Duck Dodgers: As I was saying, this planet ain't big enough for the both of us! *pushes Marvin off* I claim this planet in the name of the Earth! |
Real Life[]
- Theoretically, you could have things like this. They just would have to be on the larger end of this scale (or be very deep), and have constant support (artifical atmosphere, seeding life, etc). We have no idea how this would work in practice, but we have a decent idea that it could work.
- One way that probably wouldn't work would be compacting a large planet to a smaller size. The escape velocity of an object depends on how compact it is; that is, the ratio of its mass to radius. So the more you compact a planet, the higher the surface gravity would be - the Earth itself compacted to 3 miles across wouldn't be a black hole, but we certainly wouldn't suggest walking around on it.

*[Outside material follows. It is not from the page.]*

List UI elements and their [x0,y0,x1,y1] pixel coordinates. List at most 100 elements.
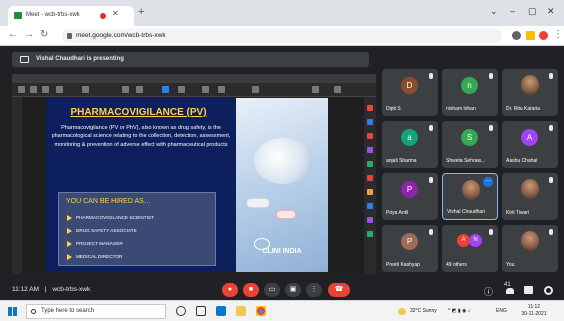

- Baby Planets might be able to be constructed once we attain Magrathean construction technology by creating a world around a superdense core. Considerably less mass than the Earth would be required given the distance from the surface to the gravitational center would be significantly less, so long as the gravitational pull of the core was not enough to decompose the shell of nuclear matter around it, and as long as the diameter is large enough that tidal forces (difference in gravity between feet and head) don't cause serious trouble.
- Icy moons, such as Europa and Enceladus, are theorized to be capable of housing aquatic life and ecosystems. Europa is a bit smaller than earths moon, and Enceladus is about the size of the british isles. However, as small on the scale of celestial bodies they are, they are still much larger than a true Baby Planet.